Natural language processing has exploded in the last decade. With the rise in both computing power and availability of data, the market for mining human speech for insight is strong.
As NLP proliferates, however, we have to pay close attention to the space into which it’s expanding. Are we creating an Anglophone feedback loop with the data we collect and the tools we use to analyze it?
NLP techniques, by and large, were invented by native English speakers. English tends toward what linguists call an *analytic *language. That means it has a low morpheme-per-word count and lacks the kind of grammatical markers that other languages use for things like tense, person, mood, and aspect, which it expresses instead through word order and associations with other words.
For example, in English, the following sentences are not equivalent:
Klaus eats the salad. The salad eats Klaus.
But in German (a fusional language), they would both mean “Klaus is eating a salad,” because the fusional morphology indicating case marking makes the word order less strictly necessary:
Klaus isst den Salat. Den Salat isst Klaus.
Even more meanings per word can occur in agglutinative and polysynthetic languages:
But most NLP libraries are optimized for tokenizing, lemmatizing, and tagging parts of speech in English and English-like European languages.
Although resources have been expanding, there are still fewer options for languages other than English. In part, this conundrum stems from the bias towards applying NLP to the languages with the most data. English is still the language of the internet, and it — along with the tongues of other affluent, connected countries — is, therefore, overrepresented in the datasets. Without enough data, using traditional high-dimensional NLP techniques on smaller languages won’t be effective.
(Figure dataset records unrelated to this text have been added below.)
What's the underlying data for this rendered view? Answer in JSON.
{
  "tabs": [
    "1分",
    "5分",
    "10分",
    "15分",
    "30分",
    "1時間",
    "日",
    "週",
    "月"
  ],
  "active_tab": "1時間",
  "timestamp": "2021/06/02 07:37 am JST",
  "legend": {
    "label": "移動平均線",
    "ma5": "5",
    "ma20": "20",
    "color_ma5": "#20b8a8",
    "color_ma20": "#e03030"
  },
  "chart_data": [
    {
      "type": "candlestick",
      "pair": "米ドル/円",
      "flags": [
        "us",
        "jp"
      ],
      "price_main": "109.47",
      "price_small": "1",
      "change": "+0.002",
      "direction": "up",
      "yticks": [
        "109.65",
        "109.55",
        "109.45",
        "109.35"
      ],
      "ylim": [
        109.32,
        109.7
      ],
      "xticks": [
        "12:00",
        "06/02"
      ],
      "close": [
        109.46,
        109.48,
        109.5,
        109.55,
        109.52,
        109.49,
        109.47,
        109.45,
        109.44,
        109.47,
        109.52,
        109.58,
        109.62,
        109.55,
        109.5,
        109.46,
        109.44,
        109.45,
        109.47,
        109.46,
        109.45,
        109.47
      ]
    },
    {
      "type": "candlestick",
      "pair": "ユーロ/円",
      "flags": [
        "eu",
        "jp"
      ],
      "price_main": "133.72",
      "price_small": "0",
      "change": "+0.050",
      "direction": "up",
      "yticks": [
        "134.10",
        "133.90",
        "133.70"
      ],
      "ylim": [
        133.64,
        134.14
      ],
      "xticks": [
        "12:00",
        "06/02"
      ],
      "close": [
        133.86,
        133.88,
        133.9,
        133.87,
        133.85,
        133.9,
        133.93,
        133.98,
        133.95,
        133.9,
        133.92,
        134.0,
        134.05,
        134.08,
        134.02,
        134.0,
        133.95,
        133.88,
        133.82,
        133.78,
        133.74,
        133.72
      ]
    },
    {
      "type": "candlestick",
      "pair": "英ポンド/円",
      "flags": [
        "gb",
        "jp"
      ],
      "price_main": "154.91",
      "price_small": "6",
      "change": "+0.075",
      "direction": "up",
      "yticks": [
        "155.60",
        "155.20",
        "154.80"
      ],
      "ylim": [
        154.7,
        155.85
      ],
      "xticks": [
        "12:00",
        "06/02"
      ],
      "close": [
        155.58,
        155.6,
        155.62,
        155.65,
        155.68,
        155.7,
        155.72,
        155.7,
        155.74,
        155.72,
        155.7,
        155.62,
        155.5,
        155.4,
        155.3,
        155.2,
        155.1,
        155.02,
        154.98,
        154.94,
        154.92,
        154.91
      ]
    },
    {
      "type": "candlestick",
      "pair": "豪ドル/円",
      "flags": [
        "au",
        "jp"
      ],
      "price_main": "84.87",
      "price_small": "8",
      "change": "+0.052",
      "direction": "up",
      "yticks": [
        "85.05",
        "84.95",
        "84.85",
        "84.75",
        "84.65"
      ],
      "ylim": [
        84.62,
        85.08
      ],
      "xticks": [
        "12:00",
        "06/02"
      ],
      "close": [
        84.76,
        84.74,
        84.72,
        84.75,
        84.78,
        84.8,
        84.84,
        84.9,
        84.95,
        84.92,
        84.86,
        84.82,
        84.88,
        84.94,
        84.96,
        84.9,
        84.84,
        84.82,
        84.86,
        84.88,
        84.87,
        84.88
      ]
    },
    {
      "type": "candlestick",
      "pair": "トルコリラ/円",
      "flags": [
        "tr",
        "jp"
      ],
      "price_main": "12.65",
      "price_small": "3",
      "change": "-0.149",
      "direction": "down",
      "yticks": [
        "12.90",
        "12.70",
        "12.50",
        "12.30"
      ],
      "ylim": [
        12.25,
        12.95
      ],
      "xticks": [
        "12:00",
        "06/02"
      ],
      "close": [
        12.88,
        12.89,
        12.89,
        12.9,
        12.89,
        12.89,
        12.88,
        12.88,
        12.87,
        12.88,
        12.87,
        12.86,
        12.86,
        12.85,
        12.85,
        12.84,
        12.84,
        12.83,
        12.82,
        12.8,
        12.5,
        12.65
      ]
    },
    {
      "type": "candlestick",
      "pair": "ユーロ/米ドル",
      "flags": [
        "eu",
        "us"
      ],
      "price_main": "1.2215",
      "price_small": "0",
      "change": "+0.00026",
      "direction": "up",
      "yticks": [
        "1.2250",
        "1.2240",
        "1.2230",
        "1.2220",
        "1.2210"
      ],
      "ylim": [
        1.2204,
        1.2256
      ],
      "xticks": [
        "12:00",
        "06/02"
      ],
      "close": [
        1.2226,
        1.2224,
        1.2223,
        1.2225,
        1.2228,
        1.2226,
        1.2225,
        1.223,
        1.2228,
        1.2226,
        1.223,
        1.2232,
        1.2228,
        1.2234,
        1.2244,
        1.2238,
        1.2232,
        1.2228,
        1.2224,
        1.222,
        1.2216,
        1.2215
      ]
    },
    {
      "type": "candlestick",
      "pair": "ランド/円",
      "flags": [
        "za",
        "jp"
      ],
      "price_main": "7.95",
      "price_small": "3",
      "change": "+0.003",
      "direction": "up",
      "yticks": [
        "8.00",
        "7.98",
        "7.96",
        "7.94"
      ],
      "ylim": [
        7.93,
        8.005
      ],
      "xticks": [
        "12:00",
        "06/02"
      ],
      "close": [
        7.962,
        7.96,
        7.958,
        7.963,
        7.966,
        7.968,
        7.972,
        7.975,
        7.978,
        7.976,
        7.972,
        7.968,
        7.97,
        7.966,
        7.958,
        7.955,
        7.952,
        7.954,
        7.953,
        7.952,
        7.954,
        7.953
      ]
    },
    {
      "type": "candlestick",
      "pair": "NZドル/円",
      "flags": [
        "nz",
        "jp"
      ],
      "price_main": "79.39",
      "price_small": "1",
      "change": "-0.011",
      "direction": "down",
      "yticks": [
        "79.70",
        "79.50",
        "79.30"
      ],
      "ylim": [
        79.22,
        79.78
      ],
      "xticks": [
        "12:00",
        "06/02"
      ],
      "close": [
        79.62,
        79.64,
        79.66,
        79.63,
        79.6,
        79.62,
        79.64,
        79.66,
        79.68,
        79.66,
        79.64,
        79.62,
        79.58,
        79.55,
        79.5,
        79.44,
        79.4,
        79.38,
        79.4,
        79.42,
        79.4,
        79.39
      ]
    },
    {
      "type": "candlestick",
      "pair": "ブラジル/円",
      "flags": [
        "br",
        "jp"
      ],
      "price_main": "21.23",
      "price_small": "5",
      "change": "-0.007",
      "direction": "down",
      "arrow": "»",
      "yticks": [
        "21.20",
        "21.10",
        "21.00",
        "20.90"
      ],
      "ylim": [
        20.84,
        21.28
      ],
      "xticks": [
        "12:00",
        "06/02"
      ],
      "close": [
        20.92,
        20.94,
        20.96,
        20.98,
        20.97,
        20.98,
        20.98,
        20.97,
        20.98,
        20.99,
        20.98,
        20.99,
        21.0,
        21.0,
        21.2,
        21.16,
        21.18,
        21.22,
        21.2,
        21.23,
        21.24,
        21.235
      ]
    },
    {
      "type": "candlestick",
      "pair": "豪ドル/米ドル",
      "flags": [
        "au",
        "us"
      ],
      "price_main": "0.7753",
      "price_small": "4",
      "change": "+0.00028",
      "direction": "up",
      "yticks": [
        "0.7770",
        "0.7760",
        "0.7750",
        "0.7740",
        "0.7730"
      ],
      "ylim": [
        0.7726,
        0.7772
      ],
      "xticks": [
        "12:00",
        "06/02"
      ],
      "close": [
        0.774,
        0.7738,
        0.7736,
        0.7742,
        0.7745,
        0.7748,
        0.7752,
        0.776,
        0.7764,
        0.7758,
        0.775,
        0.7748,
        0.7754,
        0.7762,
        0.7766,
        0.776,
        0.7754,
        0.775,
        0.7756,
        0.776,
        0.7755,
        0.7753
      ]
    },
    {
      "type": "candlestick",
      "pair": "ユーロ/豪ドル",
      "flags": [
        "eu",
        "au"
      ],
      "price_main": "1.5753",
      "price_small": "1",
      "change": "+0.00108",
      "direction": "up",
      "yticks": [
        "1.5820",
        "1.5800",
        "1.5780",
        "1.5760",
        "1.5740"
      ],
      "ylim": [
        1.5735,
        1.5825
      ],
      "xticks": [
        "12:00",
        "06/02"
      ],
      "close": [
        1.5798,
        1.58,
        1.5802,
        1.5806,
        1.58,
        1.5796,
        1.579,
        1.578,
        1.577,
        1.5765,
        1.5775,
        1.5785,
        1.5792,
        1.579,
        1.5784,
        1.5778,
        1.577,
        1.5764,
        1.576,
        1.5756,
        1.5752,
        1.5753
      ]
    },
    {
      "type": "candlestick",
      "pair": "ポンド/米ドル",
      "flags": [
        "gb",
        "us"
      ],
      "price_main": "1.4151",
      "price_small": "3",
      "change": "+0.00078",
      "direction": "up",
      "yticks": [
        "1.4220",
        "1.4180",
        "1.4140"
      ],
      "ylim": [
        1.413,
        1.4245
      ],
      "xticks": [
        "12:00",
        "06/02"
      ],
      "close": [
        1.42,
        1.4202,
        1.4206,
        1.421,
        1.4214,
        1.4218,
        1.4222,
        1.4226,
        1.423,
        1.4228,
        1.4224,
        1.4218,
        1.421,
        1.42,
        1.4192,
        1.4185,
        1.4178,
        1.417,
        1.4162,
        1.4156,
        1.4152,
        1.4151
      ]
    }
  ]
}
Since NLP is often used to provide high-value market insights and spur investment, this lack of attention can lead to a self-perpetuating cycle in which low-resource languages continue to receive fewer services, and thus generate less data, than better-attended ones. Ultimately, they may lose speakers, and the world will lose linguistic diversity.
Yet as we know on the project level, “[g]reat care should be taken not to hastily remove or change values, especially if the sample size is small.” Max Kuhn and Kjell Johnson, *Applied Predictive Modeling *33 (5th ed. 2016). “Also, the outlying data may be an indication of a special part of the population under study that is just starting to be sampled.” *Ibid. *34. This advice is no less true from the macro-level perspective of cross-linguistic data science. For historically understudied languages, this incipient exploration can make an enormous difference — for the intellectuals who study it, the businesses who can profit from that insight, and the communities who benefit from having their words acknowledged and examined.
The gap must first be narrowed at the data-collection stage. Some NLP practitioners have begun implementing machine learning much earlier in the linguistic research process to improve the chances that the corpus will be usable — and used. Ensuring that field linguists and data scientists communicate to produce mutually beneficial, machine-readable corpora is an important consideration.
Other techniques may seek to make the best of a sparse dataset by implementing methods that do not require such high-dimensional feature creation. Semi- and unsupervised techniques can be used to skirt Hughes phenomenon. To adapt existing models to entirely new structures requires not only linguistic knowledge but creative thinking. Neural techniques are beneficial in this scenario. One group has already used deep learning to revive Seneca. Others are following suit, with Google’s help.
Machine learning gives us an unprecedented opportunity to preserve and explore understudied languages that no generation before has ever had. Those who rise to the challenge will enrich not only themselves, but the collective understanding of our shared linguistic heritage.